HMK’nun 331/1 fıkrasında davanın konusuz kalması sebebiyle esası hakkında bir karar verilmesine gerek bulunmayan hallerde hakimin davanın açıldığı tarihteki tarafların haklılık durumlarına göre yargılama giderlerine hükmedeceği düzenlenmiştir. Bu durumda yargılamaya devam edilmesi ve davanın açıldığı zaman hangi tarafın haksız olduğunu tespiti ve tutumuyla dava açılmasına sebebiyet veren tarafın yargılama giderlerine mahkum edilmesi gerekmektedir. Dava konusu olayda ise 6719 sayılı yasa dava tarihinden sonra yürürlüğe girmiş olup, dava tarihindeki mevcut mevzuat hükümleri ile gerek Yargıtay Hukuk Genel Kurulu tarafından verilen kararlar ve gerekse Yargıtay 3. H.D. tarafından verilen kararlarda kayıp-kaçak bedelinin istenmesi mümkün olduğundan davacı taraf iş bu davayı açmakla haklıdır. Bu nedenle davacı yararına maktu vekalet ücretine hükmetmek gerekmiştir.
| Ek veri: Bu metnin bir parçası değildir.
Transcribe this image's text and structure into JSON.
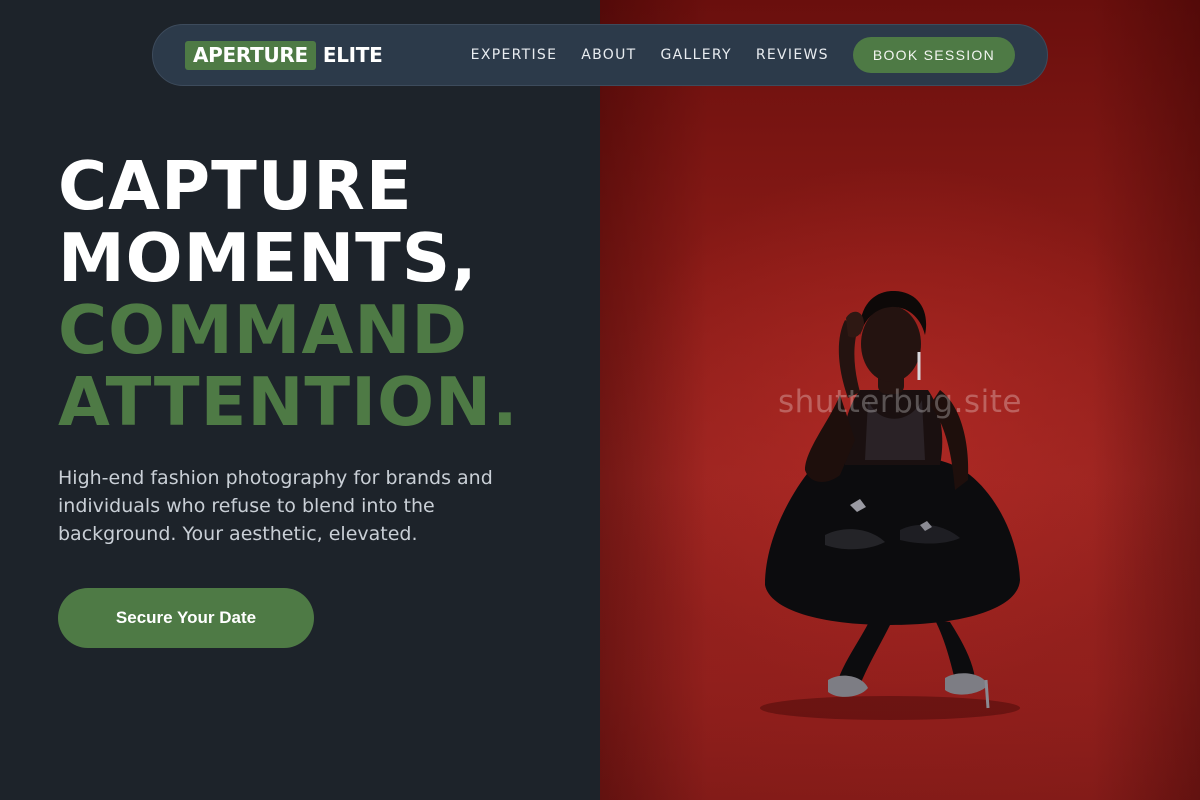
{
  "brand": {
    "badge": "APERTURE",
    "name": "ELITE",
    "accent_color": "#4e7a45"
  },
  "nav": {
    "links": [
      "EXPERTISE",
      "ABOUT",
      "GALLERY",
      "REVIEWS"
    ],
    "book_label": "BOOK SESSION"
  },
  "hero": {
    "headline_white": [
      "CAPTURE",
      "MOMENTS,"
    ],
    "headline_green": [
      "COMMAND",
      "ATTENTION."
    ],
    "subtext": "High-end fashion photography for brands and individuals who refuse to blend into the background. Your aesthetic, elevated.",
    "cta_label": "Secure Your Date"
  },
  "image": {
    "watermark": "shutterbug.site",
    "background_color": "#8a1b17"
  }
}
HÜKÜM: Gerekçesi Yukarıda Açıklandığı Üzere;
1-Dava konusuz kaldığından davanın esası hakkında KARAR VERİLMESİNE YER OLMADIĞINA,
2-Karar tarihi itibariyle yürürlükte bulunan harçlar tarifesi uyarınca alınması gereken 35,90.-TL bakiye karar harcının peşin alınan 175,21-TL harçtan mahsubu ile bakiye kalan 139,31-TL harcın karar kesinleştiğinde talep halinde davacıya iadesine,
3-Yargılama aşamasında davacı tarafından sarf edilen 27,70-TL başvuru harcı, 35,90- TL peşin harç ( iade edilen kısım düşüldükten sonra kalan miktar ) 4,10 TL vekalet harcı, 500,00-TL bilirkişi ücreti , 125,00 -TL tebligat ve müzekkere gideri olmak üzere toplam: 692,70-TL yargılama giderinin davalıdan alınarak davacıya verilmesine,
4-Davacının kendisini vekille temsil ettirdiği anlaşıldığından karar tarihinde yürürlükte bulunan Avukatlık Asgari Ücret tarifesi uyarınca hesaplanan ve takdir edilen 2.180,00-TL vekalet ücretinin davalıdan alınarak davacıya verilmesine ,
5- Davanın açıldığı tarihteki durum ve koşullar gözetilerek davalı lehine vekalet ücretine hükmedilmesine yer olmadığına,
6-…120 maddesi gereğince; taraflarınca yatırılan gider avansı ile varsa delil avansının kullanılmayan kısmının karar kesinleştiğinde ve talep halinde yanlara iadesine,
Dair davacı vekilinin yüzüne karşı davalının yokluğunda kararın tebliğden itibaren iki hafta içerisinde mahkememize yada mahkememize gönderilmek üzere başka yer Asliye Ticaret Mahkemesine verilecek dilekçe ile istinaf yolu açık olmak üzere verilen karar açıkça okunup usulen anlatıldı.